At 02:11 PM 9/8/2006, you wrote:

==We must distinguish between four languages: German written in German
characters, German written in Hebrew characters, Judaeo German, and Yiddish.
The first is self explanatory. By and large, most Jews in Germany before
around 1800 -- even the wealthy, highly-placed and well-educated who generally
could speak a high-quality German -- did not write in German letters but used
Hebrew letters for their bookkeeping, correspondence, and literary work.
This as I recall included the first Rothschild's wife, who even in old age
wrote to her sons, already heading financial empires in London, Paris,
Frankfort, Vienna (I think there was a son-in-law in Italy also),
in German in Hebrew characters.

I have never even seen Glueckel's memoirs in their original language but I would
guess that more than likely she wrote, as Joe states initially, "in German
words but in Hebrew characters."

==Judaeo-German developed out of Medieval German, which is in many ways akin
to the spoken language of today's inhabitants of small towns and villages in
Southern Germany, and to current Swiss and Alsatian dialects.
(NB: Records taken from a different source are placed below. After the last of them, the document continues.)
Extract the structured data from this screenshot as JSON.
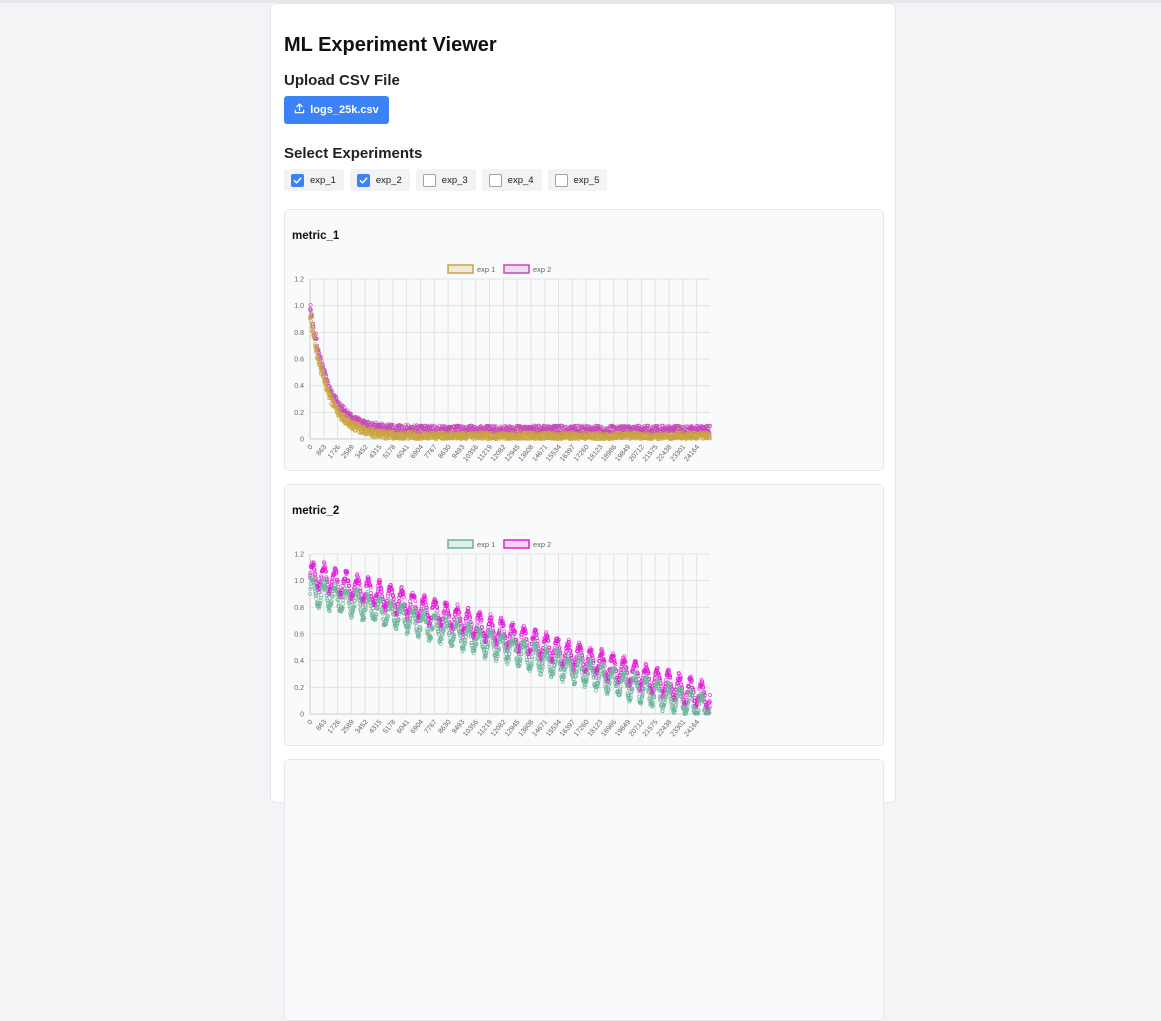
{
  "app": {
    "title": "ML Experiment Viewer"
  },
  "upload": {
    "heading": "Upload CSV File",
    "file_name": "logs_25k.csv"
  },
  "experiments": {
    "heading": "Select Experiments",
    "items": [
      {
        "label": "exp_1",
        "checked": true
      },
      {
        "label": "exp_2",
        "checked": true
      },
      {
        "label": "exp_3",
        "checked": false
      },
      {
        "label": "exp_4",
        "checked": false
      },
      {
        "label": "exp_5",
        "checked": false
      }
    ]
  },
  "panels": [
    {
      "title": "metric_1"
    },
    {
      "title": "metric_2"
    }
  ],
  "chart_data": [
    {
      "type": "scatter",
      "title": "metric_1",
      "ylim": [
        0,
        1.2
      ],
      "yticks": [
        "1.2",
        "1.0",
        "0.8",
        "0.6",
        "0.4",
        "0.2",
        "0"
      ],
      "xticks": [
        "0",
        "863",
        "1726",
        "2589",
        "3452",
        "4315",
        "5178",
        "6041",
        "6904",
        "7767",
        "8630",
        "9493",
        "10356",
        "11219",
        "12082",
        "12945",
        "13808",
        "14671",
        "15534",
        "16397",
        "17260",
        "18123",
        "18986",
        "19849",
        "20712",
        "21575",
        "22438",
        "23301",
        "24164"
      ],
      "xlim": [
        0,
        25000
      ],
      "grid": true,
      "legend_position": "top",
      "series": [
        {
          "name": "exp_1",
          "color": "#c9a53f",
          "shape": "exponential decay 0.95 → ~0.03 (k≈0.0009), noisy band",
          "start": 0.95,
          "end": 0.02
        },
        {
          "name": "exp_2",
          "color": "#c548b8",
          "shape": "exponential decay 1.0 → ~0.05 (k≈0.0009), noisy band",
          "start": 1.0,
          "end": 0.05
        }
      ]
    },
    {
      "type": "scatter",
      "title": "metric_2",
      "ylim": [
        0,
        1.2
      ],
      "yticks": [
        "1.2",
        "1.0",
        "0.8",
        "0.6",
        "0.4",
        "0.2",
        "0"
      ],
      "xticks": [
        "0",
        "863",
        "1726",
        "2589",
        "3452",
        "4315",
        "5178",
        "6041",
        "6904",
        "7767",
        "8630",
        "9493",
        "10356",
        "11219",
        "12082",
        "12945",
        "13808",
        "14671",
        "15534",
        "16397",
        "17260",
        "18123",
        "18986",
        "19849",
        "20712",
        "21575",
        "22438",
        "23301",
        "24164"
      ],
      "xlim": [
        0,
        25000
      ],
      "grid": true,
      "legend_position": "top",
      "series": [
        {
          "name": "exp_1",
          "color": "#6db39a",
          "shape": "linear decline 0.95 → 0.05 with periodic oscillation",
          "start": 0.95,
          "end": 0.05,
          "oscillations": 36
        },
        {
          "name": "exp_2",
          "color": "#e01ad8",
          "shape": "linear decline 1.05 → 0.12 with periodic oscillation",
          "start": 1.05,
          "end": 0.12,
          "oscillations": 36
        }
      ]
    }
  ]
}
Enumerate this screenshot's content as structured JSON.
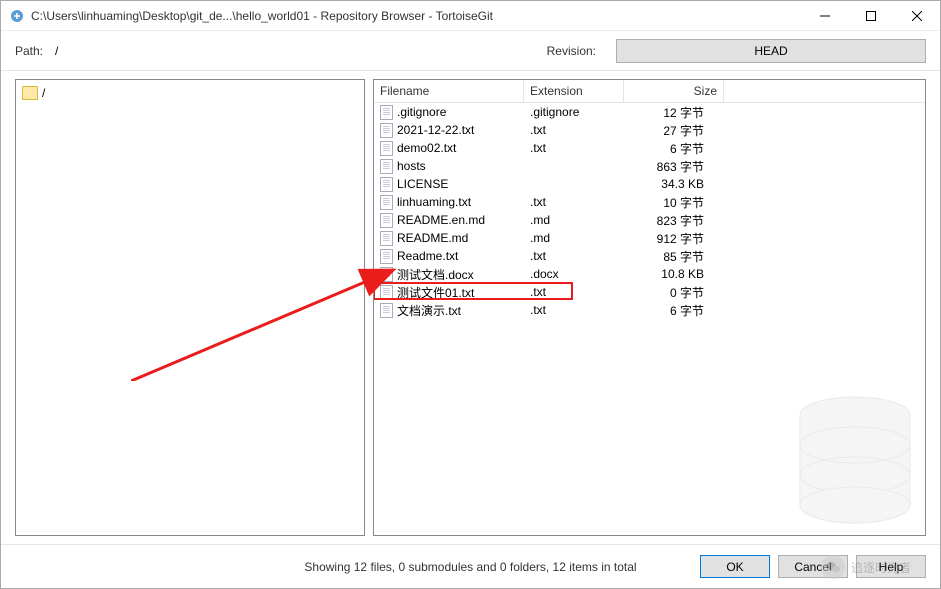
{
  "window": {
    "title": "C:\\Users\\linhuaming\\Desktop\\git_de...\\hello_world01 - Repository Browser - TortoiseGit"
  },
  "toolbar": {
    "path_label": "Path:",
    "path_value": "/",
    "revision_label": "Revision:",
    "head_button": "HEAD"
  },
  "tree": {
    "root": "/"
  },
  "columns": {
    "filename": "Filename",
    "extension": "Extension",
    "size": "Size"
  },
  "files": [
    {
      "name": ".gitignore",
      "ext": ".gitignore",
      "size": "12 字节"
    },
    {
      "name": "2021-12-22.txt",
      "ext": ".txt",
      "size": "27 字节"
    },
    {
      "name": "demo02.txt",
      "ext": ".txt",
      "size": "6 字节"
    },
    {
      "name": "hosts",
      "ext": "",
      "size": "863 字节"
    },
    {
      "name": "LICENSE",
      "ext": "",
      "size": "34.3 KB"
    },
    {
      "name": "linhuaming.txt",
      "ext": ".txt",
      "size": "10 字节"
    },
    {
      "name": "README.en.md",
      "ext": ".md",
      "size": "823 字节"
    },
    {
      "name": "README.md",
      "ext": ".md",
      "size": "912 字节"
    },
    {
      "name": "Readme.txt",
      "ext": ".txt",
      "size": "85 字节"
    },
    {
      "name": "测试文档.docx",
      "ext": ".docx",
      "size": "10.8 KB"
    },
    {
      "name": "测试文件01.txt",
      "ext": ".txt",
      "size": "0 字节"
    },
    {
      "name": "文档演示.txt",
      "ext": ".txt",
      "size": "6 字节"
    }
  ],
  "highlighted_index": 10,
  "status": {
    "text": "Showing 12 files, 0 submodules and 0 folders, 12 items in total"
  },
  "buttons": {
    "ok": "OK",
    "cancel": "Cancel",
    "help": "Help"
  },
  "watermark": {
    "text": "追逐时光者"
  }
}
To this Germanic
folk language, German Jews added many Hebrew words reflecting the Jewish
culture--Schabbes (Sabbath), Broches (blessings), Chassne (wedding). They also
introduced many Hebrew words into their language to create a secret language
not easily penetrated by their Christian neighbors, customers or rivals:
Ganeff (thief), Pleite (bankruptcy) and also Die Ische (my wife), Das Bajis (my
house), Sus (horse), Behemes (cattle).

This secret language in fact became the basis, or at least strongly
influenced, criminal jargon in much of Europe, including England.
Several years ago at a semiotics conference in Berkeley, a young
woman gave a paper on a dictionary of criminal jargon compiled
by the police chief of Berlin in the 19th Century. In the introduction,
the chief quotes a "saying" of the criminals about keeping their
jargon secret. I will translate the German (as that is how I have
stored it in my memory): Never teach the loshen kodesh to the
goyim. There were many fascinating examples in the paper, but
the only one that stuck in my mind (make of it what you will)
is "mezuzah" for a prostitute. Why? Because it stands up in the
doorway, and you kiss it!
The role of Jews in the pre-20th Century underworld has, for better or
worse, been largely forgotten by the Jewish community,
and thankfully by most gentiles as well.